第一部:銀龍の覚醒 忘れられた遺跡(5)
意識が、ゆっくりと浮上してくる。
最初に感じたのは、鼻腔を突く、金属が焼けたような、オゾンの匂いだった。次に、完全な静寂。あれほど広間を埋め尽くしていた、無慈悲な機械の足音は、嘘のように消え失せている。
勇三郎は、恐る恐る、その瞼を開いた。
目の前に広がっていたのは、先程と何一つ変わらない、静まり返った広間だった。だが、あれほどいた機械兵士たちの姿は、どこにもない。まるで、悪夢でも見ていたかのように、その痕跡さえ、消え去っていた。
「……い、生きて……る……?」
隣で、仁が、か細い声を漏らしながら、ゆっくりと身を起こした。彼の顔には、安堵よりも、目の前で起きたことが理解できないという、純粋な混乱の色だけが浮かんでいる。
「……一体、何が起きたんだ……?あの機械どもは、どこへ……?」
蓮もまた、短刀を構えたまま、鋭い視線で周囲を警戒していた。だが、彼の瞳にも、わずかな動揺が走っている。彼の、常に冷静な思考をもってしても、この現象は、あまりにも常軌を逸していた。
セリナも、フィーナを強く抱きしめたまま、呆然と、光を放っていたはずの、今は沈黙したままの台座を見つめている。
彼らは、ただ、光に呑まれただけ。
だが、勇三郎だけは、違った。
(プロジェクト・アーク……方舟……)
あの、無機質な「声」。そして、意識が途切れる寸前に見た、鮮烈なビジョン。
星々の間を進む、巨大な銀龍。その背中に繋がれた、無数のカプセル。そして、彼が見つめていた、青く美しい故郷――地球。
断片的な情報が、彼の頭の中で、意味をなさないまま、渦を巻いていた。ここは、何なのか。俺は、誰なのか。この世界は、一体――。
「……テクノ!」
勇三郎は、はっと我に返り、腕の中の相棒を見下ろした。
テクノは、その瑠璃色の瞳をぱちくりとさせながら、きょとんとした顔で、勇三郎を見上げていた。その体は、もう冷たくない。確かな、力強い生命の温もりが、そこにあった。

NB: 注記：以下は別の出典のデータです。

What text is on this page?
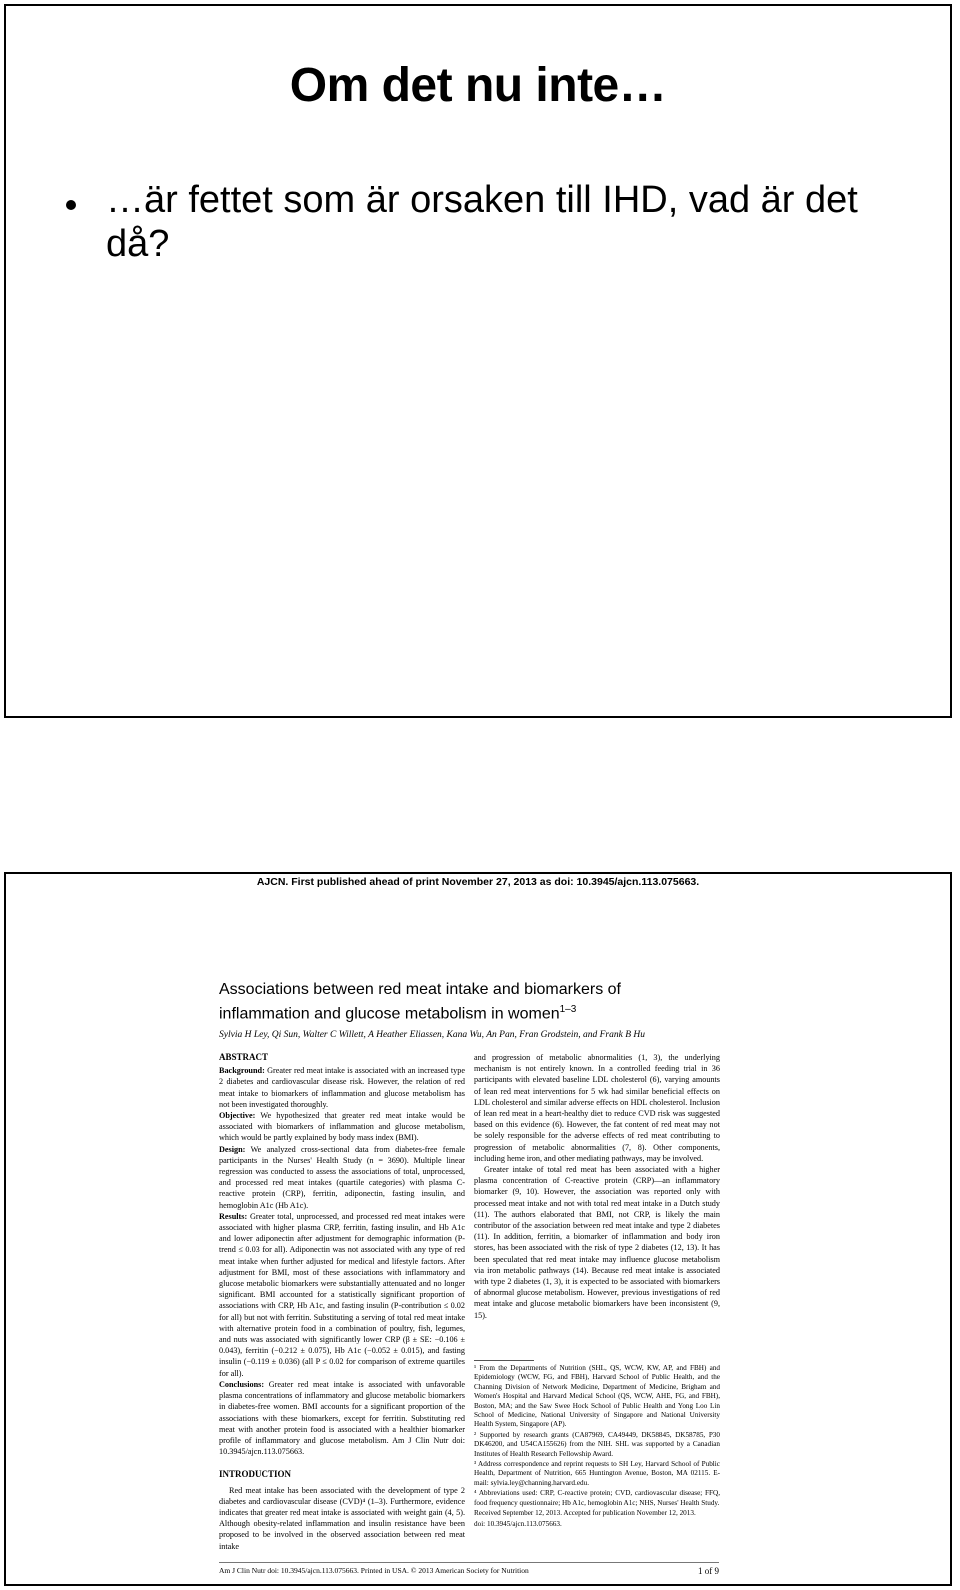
Om det nu inte…
…är fettet som är orsaken till IHD, vad är det då?
AJCN. First published ahead of print November 27, 2013 as doi: 10.3945/ajcn.113.075663.
Associations between red meat intake and biomarkers of inflammation and glucose metabolism in women$^{1-3}$
Sylvia H Ley, Qi Sun, Walter C Willett, A Heather Eliassen, Kana Wu, An Pan, Fran Grodstein, and Frank B Hu

ABSTRACT

Background: Greater red meat intake is associated with an increased type 2 diabetes and cardiovascular disease risk. However, the relation of red meat intake to biomarkers of inflammation and glucose metabolism has not been investigated thoroughly.

Objective: We hypothesized that greater red meat intake would be associated with biomarkers of inflammation and glucose metabolism, which would be partly explained by body mass index (BMI).

Design: We analyzed cross-sectional data from diabetes-free female participants in the Nurses' Health Study (n = 3690). Multiple linear regression was conducted to assess the associations of total, unprocessed, and processed red meat intakes (quartile categories) with plasma C-reactive protein (CRP), ferritin, adiponectin, fasting insulin, and hemoglobin A1c (Hb A1c).

Results: Greater total, unprocessed, and processed red meat intakes were associated with higher plasma CRP, ferritin, fasting insulin, and Hb A1c and lower adiponectin after adjustment for demographic information (P-trend ≤ 0.03 for all). Adiponectin was not associated with any type of red meat intake when further adjusted for medical and lifestyle factors. After adjustment for BMI, most of these associations with inflammatory and glucose metabolic biomarkers were substantially attenuated and no longer significant. BMI accounted for a statistically significant proportion of associations with CRP, Hb A1c, and fasting insulin (P-contribution ≤ 0.02 for all) but not with ferritin. Substituting a serving of total red meat intake with alternative protein food in a combination of poultry, fish, legumes, and nuts was associated with significantly lower CRP (β ± SE: −0.106 ± 0.043), ferritin (−0.212 ± 0.075), Hb A1c (−0.052 ± 0.015), and fasting insulin (−0.119 ± 0.036) (all P ≤ 0.02 for comparison of extreme quartiles for all).

Conclusions: Greater red meat intake is associated with unfavorable plasma concentrations of inflammatory and glucose metabolic biomarkers in diabetes-free women. BMI accounts for a significant proportion of the associations with these biomarkers, except for ferritin. Substituting red meat with another protein food is associated with a healthier biomarker profile of inflammatory and glucose metabolism. Am J Clin Nutr doi: 10.3945/ajcn.113.075663.

INTRODUCTION

Red meat intake has been associated with the development of type 2 diabetes and cardiovascular disease (CVD)⁴ (1–3). Furthermore, evidence indicates that greater red meat intake is associated with weight gain (4, 5). Although obesity-related inflammation and insulin resistance have been proposed to be involved in the observed association between red meat intake

and progression of metabolic abnormalities (1, 3), the underlying mechanism is not entirely known. In a controlled feeding trial in 36 participants with elevated baseline LDL cholesterol (6), varying amounts of lean red meat interventions for 5 wk had similar beneficial effects on LDL cholesterol and similar adverse effects on HDL cholesterol. Inclusion of lean red meat in a heart-healthy diet to reduce CVD risk was suggested based on this evidence (6). However, the fat content of red meat may not be solely responsible for the adverse effects of red meat contributing to progression of metabolic abnormalities (7, 8). Other components, including heme iron, and other mediating pathways, may be involved.

Greater intake of total red meat has been associated with a higher plasma concentration of C-reactive protein (CRP)—an inflammatory biomarker (9, 10). However, the association was reported only with processed meat intake and not with total red meat intake in a Dutch study (11). The authors elaborated that BMI, not CRP, is likely the main contributor of the association between red meat intake and type 2 diabetes (11). In addition, ferritin, a biomarker of inflammation and body iron stores, has been associated with the risk of type 2 diabetes (12, 13). It has been speculated that red meat intake may influence glucose metabolism via iron metabolic pathways (14). Because red meat intake is associated with type 2 diabetes (1, 3), it is expected to be associated with biomarkers of abnormal glucose metabolism. However, previous investigations of red meat intake and glucose metabolic biomarkers have been inconsistent (9, 15).

¹ From the Departments of Nutrition (SHL, QS, WCW, KW, AP, and FBH) and Epidemiology (WCW, FG, and FBH), Harvard School of Public Health, and the Channing Division of Network Medicine, Department of Medicine, Brigham and Women's Hospital and Harvard Medical School (QS, WCW, AHE, FG, and FBH), Boston, MA; and the Saw Swee Hock School of Public Health and Yong Loo Lin School of Medicine, National University of Singapore and National University Health System, Singapore (AP).

² Supported by research grants (CA87969, CA49449, DK58845, DK58785, P30 DK46200, and U54CA155626) from the NIH. SHL was supported by a Canadian Institutes of Health Research Fellowship Award.

³ Address correspondence and reprint requests to SH Ley, Harvard School of Public Health, Department of Nutrition, 665 Huntington Avenue, Boston, MA 02115. E-mail: sylvia.ley@channing.harvard.edu.

⁴ Abbreviations used: CRP, C-reactive protein; CVD, cardiovascular disease; FFQ, food frequency questionnaire; Hb A1c, hemoglobin A1c; NHS, Nurses' Health Study.

Received September 12, 2013. Accepted for publication November 12, 2013.

doi: 10.3945/ajcn.113.075663.

Am J Clin Nutr doi: 10.3945/ajcn.113.075663. Printed in USA. © 2013 American Society for Nutrition	1 of 9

「テクノ、お前、さっきのこと、覚えてるか!?『揺りかご』とか、『箱舟』とか……。あと、あの、巨大な龍のビジョンは……」
勇三郎が、必死に問いかける。
だが、テクノは、その小さな頭を、こてん、と傾げるだけだった。
『……?……ゆうざぶろう、どうしたの?僕、なんだか、すごく、気持ちのいい夢を、見てた気がする……。大きくて、キラキラした、優しい龍の夢……』
その、あまりにも無邪気な思念に、勇三郎は、言葉を失った。覚えていない。いや、あまりにも巨大すぎる情報を前に、この子の幼い魂が、それを処理しきれていないのだ。
テクノの力の秘密は、まだ、深い霧の向こう側にある。
「……ともかく、今は、ここを出るのが先決だ」
蓮が、厳しい声で、場の空気を引き締めた。
「あの機械兵士たちが、いつまた現れるかわからん。それに、我々には、時間がない」
その言葉に、全員が、はっと、本来の目的を思い出した。首都へ。そして、追手から、逃げなければ。
彼らが、広間の中央にある、黒曜石の台座に目をやると、それは、まるで最初から何もなかったかのように、完全に沈黙し、ただの石の塊へと戻っていた。

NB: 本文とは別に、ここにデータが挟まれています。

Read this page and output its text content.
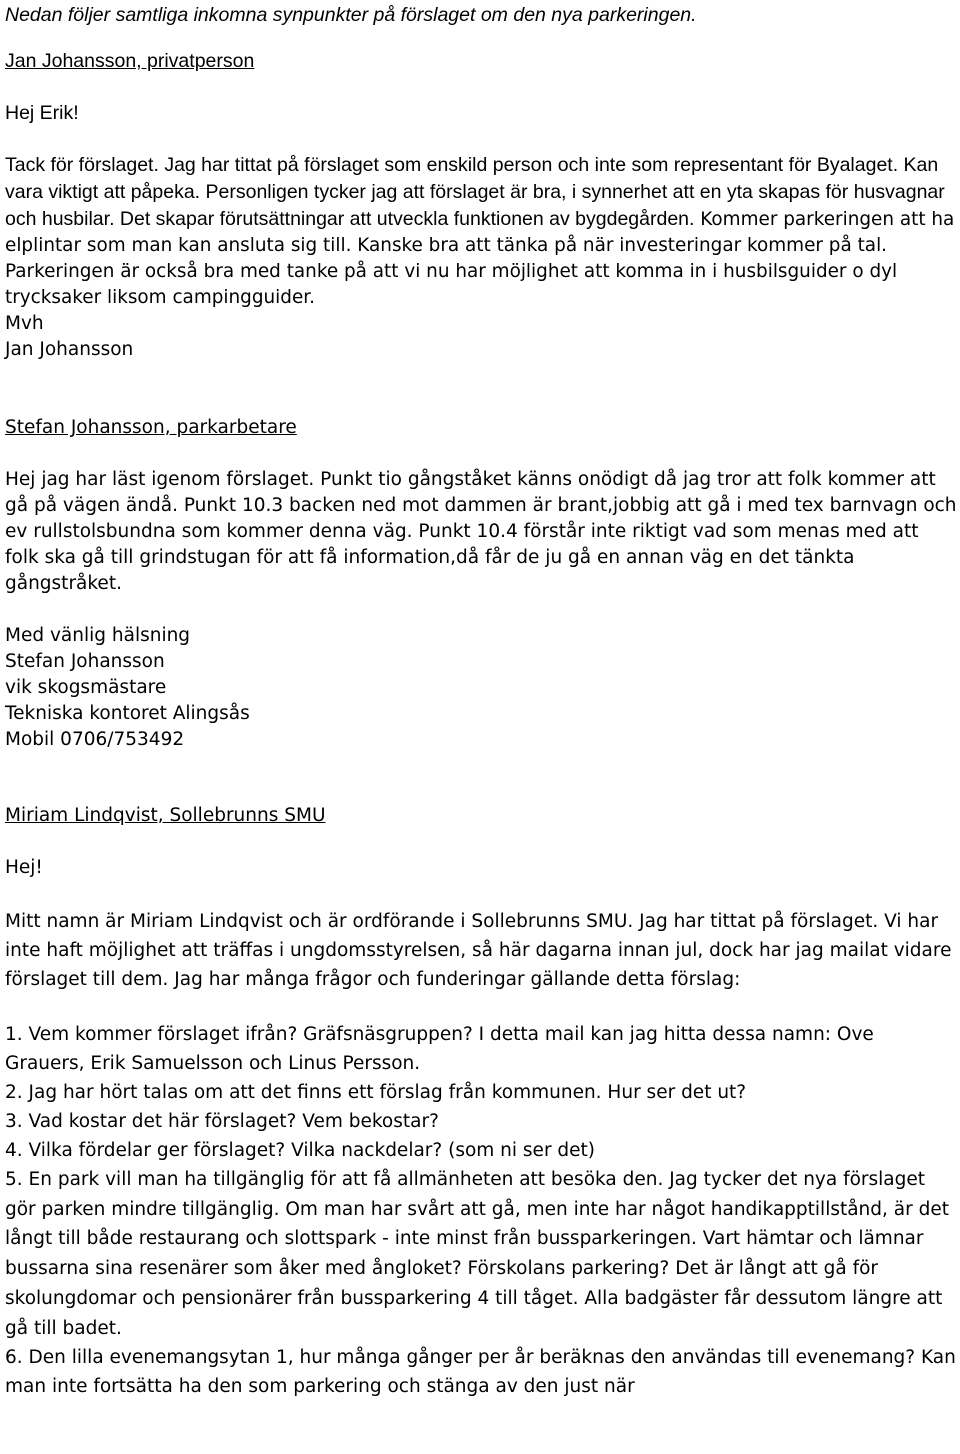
Nedan följer samtliga inkomna synpunkter på förslaget om den nya parkeringen.

Jan Johansson, privatperson

Hej Erik!

Tack för förslaget. Jag har tittat på förslaget som enskild person och inte som representant för Byalaget. Kan vara viktigt att påpeka. Personligen tycker jag att förslaget är bra, i synnerhet att en yta skapas för husvagnar och husbilar. Det skapar förutsättningar att utveckla funktionen av bygdegården. Kommer parkeringen att ha elplintar som man kan ansluta sig till. Kanske bra att tänka på när investeringar kommer på tal. Parkeringen är också bra med tanke på att vi nu har möjlighet att komma in i husbilsguider o dyl trycksaker liksom campingguider.

Mvh

Jan Johansson

Stefan Johansson, parkarbetare

Hej jag har läst igenom förslaget. Punkt tio gångståket känns onödigt då jag tror att folk kommer att gå på vägen ändå. Punkt 10.3 backen ned mot dammen är brant,jobbig att gå i med tex barnvagn och ev rullstolsbundna som kommer denna väg. Punkt 10.4 förstår inte riktigt vad som menas med att folk ska gå till grindstugan för att få information,då får de ju gå en annan väg en det tänkta gångstråket.

Med vänlig hälsning

Stefan Johansson

vik skogsmästare

Tekniska kontoret Alingsås

Mobil 0706/753492

Miriam Lindqvist, Sollebrunns SMU

Hej!

Mitt namn är Miriam Lindqvist och är ordförande i Sollebrunns SMU. Jag har tittat på förslaget. Vi har inte haft möjlighet att träffas i ungdomsstyrelsen, så här dagarna innan jul, dock har jag mailat vidare förslaget till dem. Jag har många frågor och funderingar gällande detta förslag:

1. Vem kommer förslaget ifrån? Gräfsnäsgruppen? I detta mail kan jag hitta dessa namn: Ove Grauers, Erik Samuelsson och Linus Persson.

2. Jag har hört talas om att det finns ett förslag från kommunen. Hur ser det ut?

3. Vad kostar det här förslaget? Vem bekostar?

4. Vilka fördelar ger förslaget? Vilka nackdelar? (som ni ser det)

5. En park vill man ha tillgänglig för att få allmänheten att besöka den. Jag tycker det nya förslaget gör parken mindre tillgänglig. Om man har svårt att gå, men inte har något handikapptillstånd, är det långt till både restaurang och slottspark - inte minst från bussparkeringen. Vart hämtar och lämnar bussarna sina resenärer som åker med ångloket? Förskolans parkering? Det är långt att gå för skolungdomar och pensionärer från bussparkering 4 till tåget. Alla badgäster får dessutom längre att gå till badet.

6. Den lilla evenemangsytan 1, hur många gånger per år beräknas den användas till evenemang? Kan man inte fortsätta ha den som parkering och stänga av den just när
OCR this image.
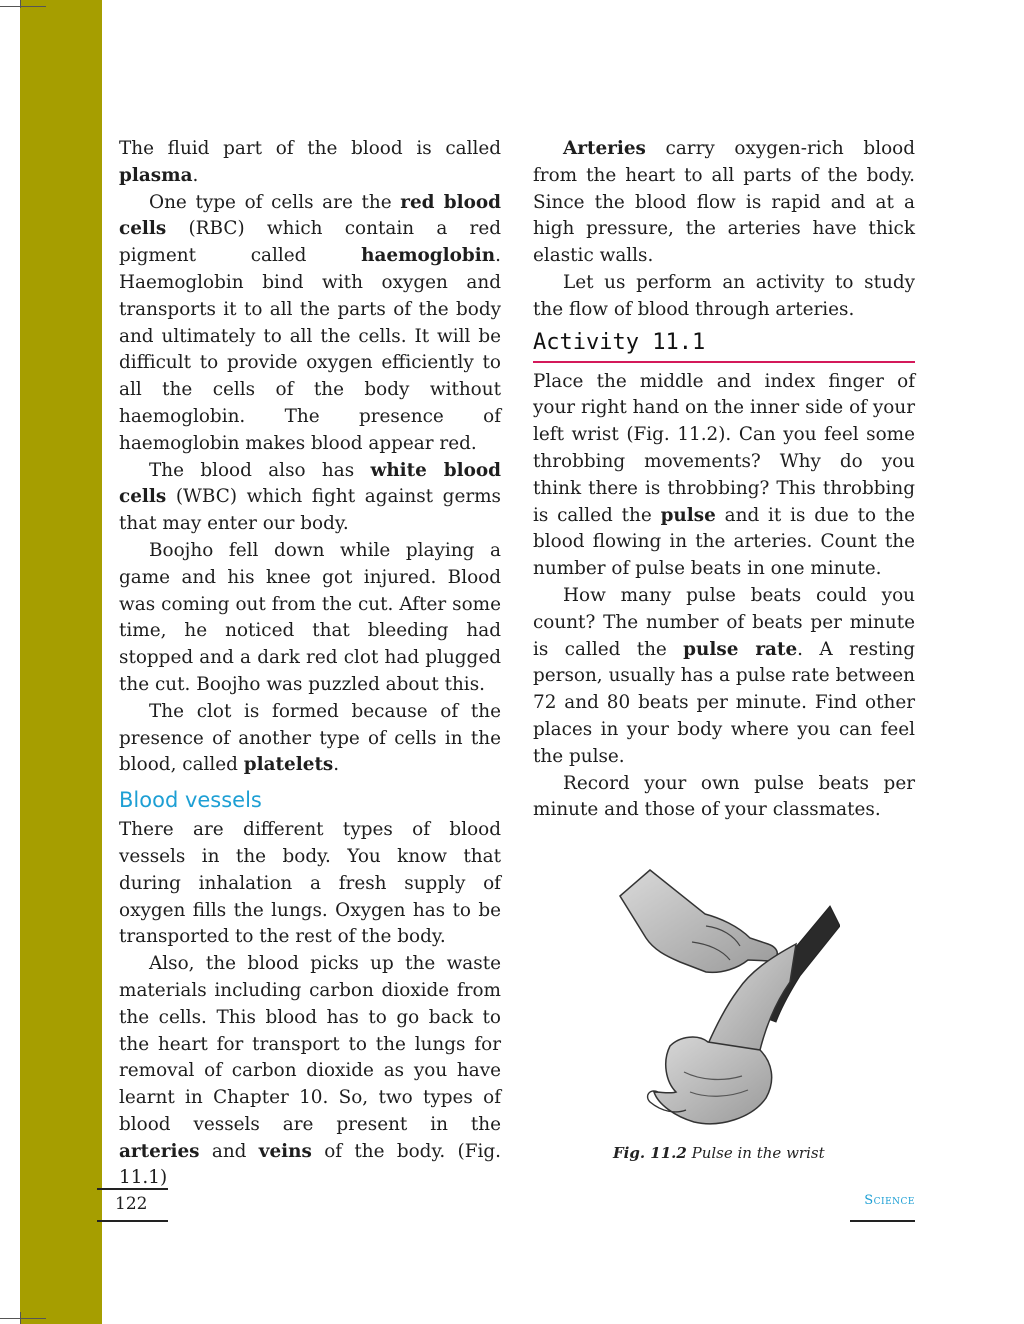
The fluid part of the blood is called plasma.

One type of cells are the red blood cells (RBC) which contain a red pigment called haemoglobin. Haemoglobin bind with oxygen and transports it to all the parts of the body and ultimately to all the cells. It will be difficult to provide oxygen efficiently to all the cells of the body without haemoglobin. The presence of haemoglobin makes blood appear red.

The blood also has white blood cells (WBC) which fight against germs that may enter our body.

Boojho fell down while playing a game and his knee got injured. Blood was coming out from the cut. After some time, he noticed that bleeding had stopped and a dark red clot had plugged the cut. Boojho was puzzled about this.

The clot is formed because of the presence of another type of cells in the blood, called platelets.

Blood vessels

There are different types of blood vessels in the body. You know that during inhalation a fresh supply of oxygen fills the lungs. Oxygen has to be transported to the rest of the body.

Also, the blood picks up the waste materials including carbon dioxide from the cells. This blood has to go back to the heart for transport to the lungs for removal of carbon dioxide as you have learnt in Chapter 10. So, two types of blood vessels are present in the arteries and veins of the body. (Fig. 11.1)

Arteries carry oxygen-rich blood from the heart to all parts of the body. Since the blood flow is rapid and at a high pressure, the arteries have thick elastic walls.

Let us perform an activity to study the flow of blood through arteries.

Activity 11.1

Place the middle and index finger of your right hand on the inner side of your left wrist (Fig. 11.2). Can you feel some throbbing movements? Why do you think there is throbbing? This throbbing is called the pulse and it is due to the blood flowing in the arteries. Count the number of pulse beats in one minute.

How many pulse beats could you count? The number of beats per minute is called the pulse rate. A resting person, usually has a pulse rate between 72 and 80 beats per minute. Find other places in your body where you can feel the pulse.

Record your own pulse beats per minute and those of your classmates.

Fig. 11.2 Pulse in the wrist
122	Science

そして、彼らが振り返った先、閉ざされていたはずの入り口は、いつの間にか、再び、闇へと続く通路を、その口を開けていた。
まるで、この遺跡が、彼らに「役目は終わった。さあ、行け」とでも、告げているかのようだった。
四人は、互いの顔を見合わせた。言葉は、もういらない。
彼らは、この不可解で、そして、世界の根源に関わる秘密を胸に秘めたまま、再び、外の世界へと、その足を踏み出した。

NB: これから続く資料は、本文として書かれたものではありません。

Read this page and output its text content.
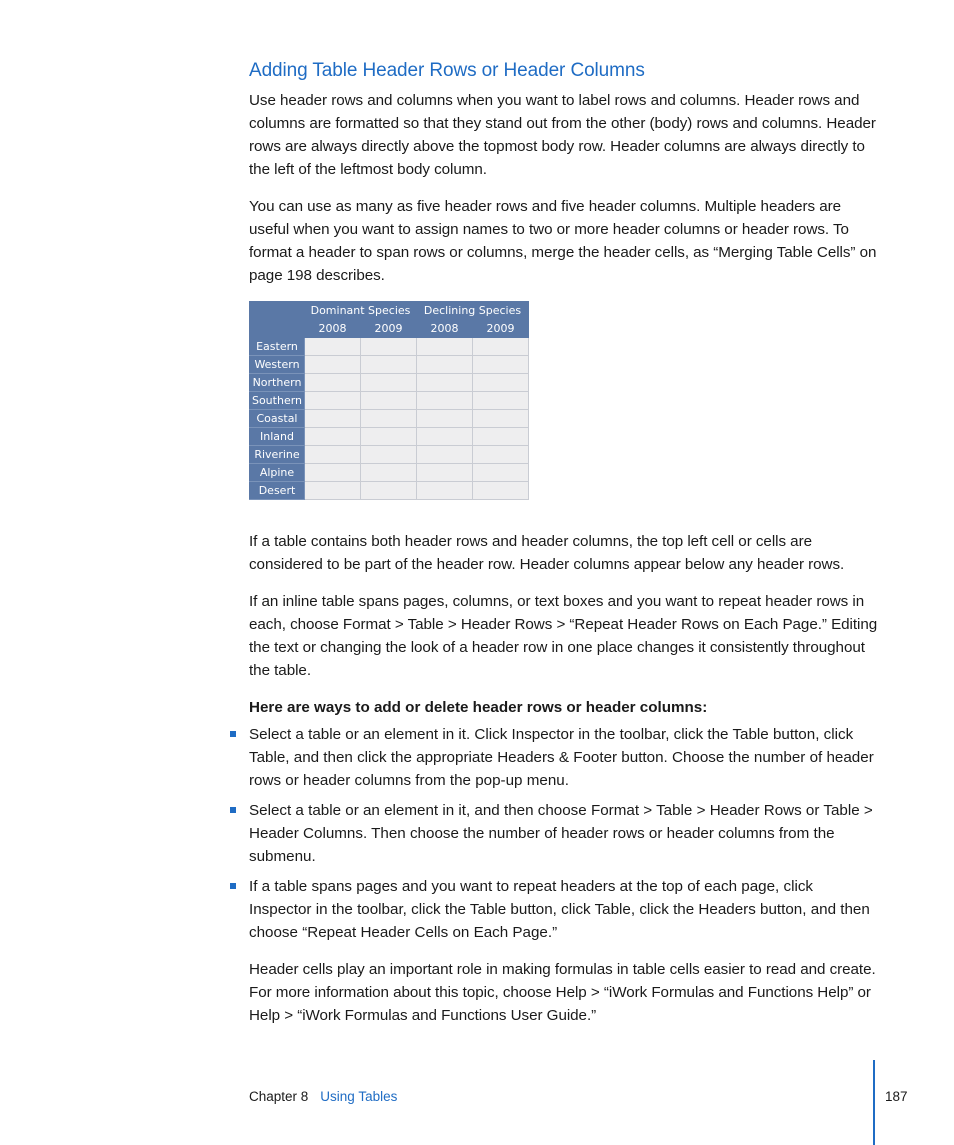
Adding Table Header Rows or Header Columns

Use header rows and columns when you want to label rows and columns. Header rows and columns are formatted so that they stand out from the other (body) rows and columns. Header rows are always directly above the topmost body row. Header columns are always directly to the left of the leftmost body column.

You can use as many as five header rows and five header columns. Multiple headers are useful when you want to assign names to two or more header columns or header rows. To format a header to span rows or columns, merge the header cells, as “Merging Table Cells” on page 198 describes.

	Dominant Species		Declining Species	
	2008	2009	2008	2009
Eastern				
Western				
Northern				
Southern				
Coastal				
Inland				
Riverine				
Alpine				
Desert				

If a table contains both header rows and header columns, the top left cell or cells are considered to be part of the header row. Header columns appear below any header rows.

If an inline table spans pages, columns, or text boxes and you want to repeat header rows in each, choose Format > Table > Header Rows > “Repeat Header Rows on Each Page.” Editing the text or changing the look of a header row in one place changes it consistently throughout the table.

Here are ways to add or delete header rows or header columns:
Select a table or an element in it. Click Inspector in the toolbar, click the Table button, click Table, and then click the appropriate Headers & Footer button. Choose the number of header rows or header columns from the pop-up menu.
Select a table or an element in it, and then choose Format > Table > Header Rows or Table > Header Columns. Then choose the number of header rows or header columns from the submenu.
If a table spans pages and you want to repeat headers at the top of each page, click Inspector in the toolbar, click the Table button, click Table, click the Headers button, and then choose “Repeat Header Cells on Each Page.”

Header cells play an important role in making formulas in table cells easier to read and create. For more information about this topic, choose Help > “iWork Formulas and Functions Help” or Help > “iWork Formulas and Functions User Guide.”

Chapter 8 Using Tables	187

遺跡の外の空気は、驚くほど、新鮮で、そして、生命の匂いに満ちていた。
太陽の光が、こんなにも温かく、風の音が、こんなにも優しいものだったとは。
四人が、生還の安堵に、思わず、深い息を吐いた、まさに、その時だった。
上空を偵察させていた紅羽が、これまでにないほど、鋭く、そして、切迫した警告の鳴き声を、二度、三度と、響かせた。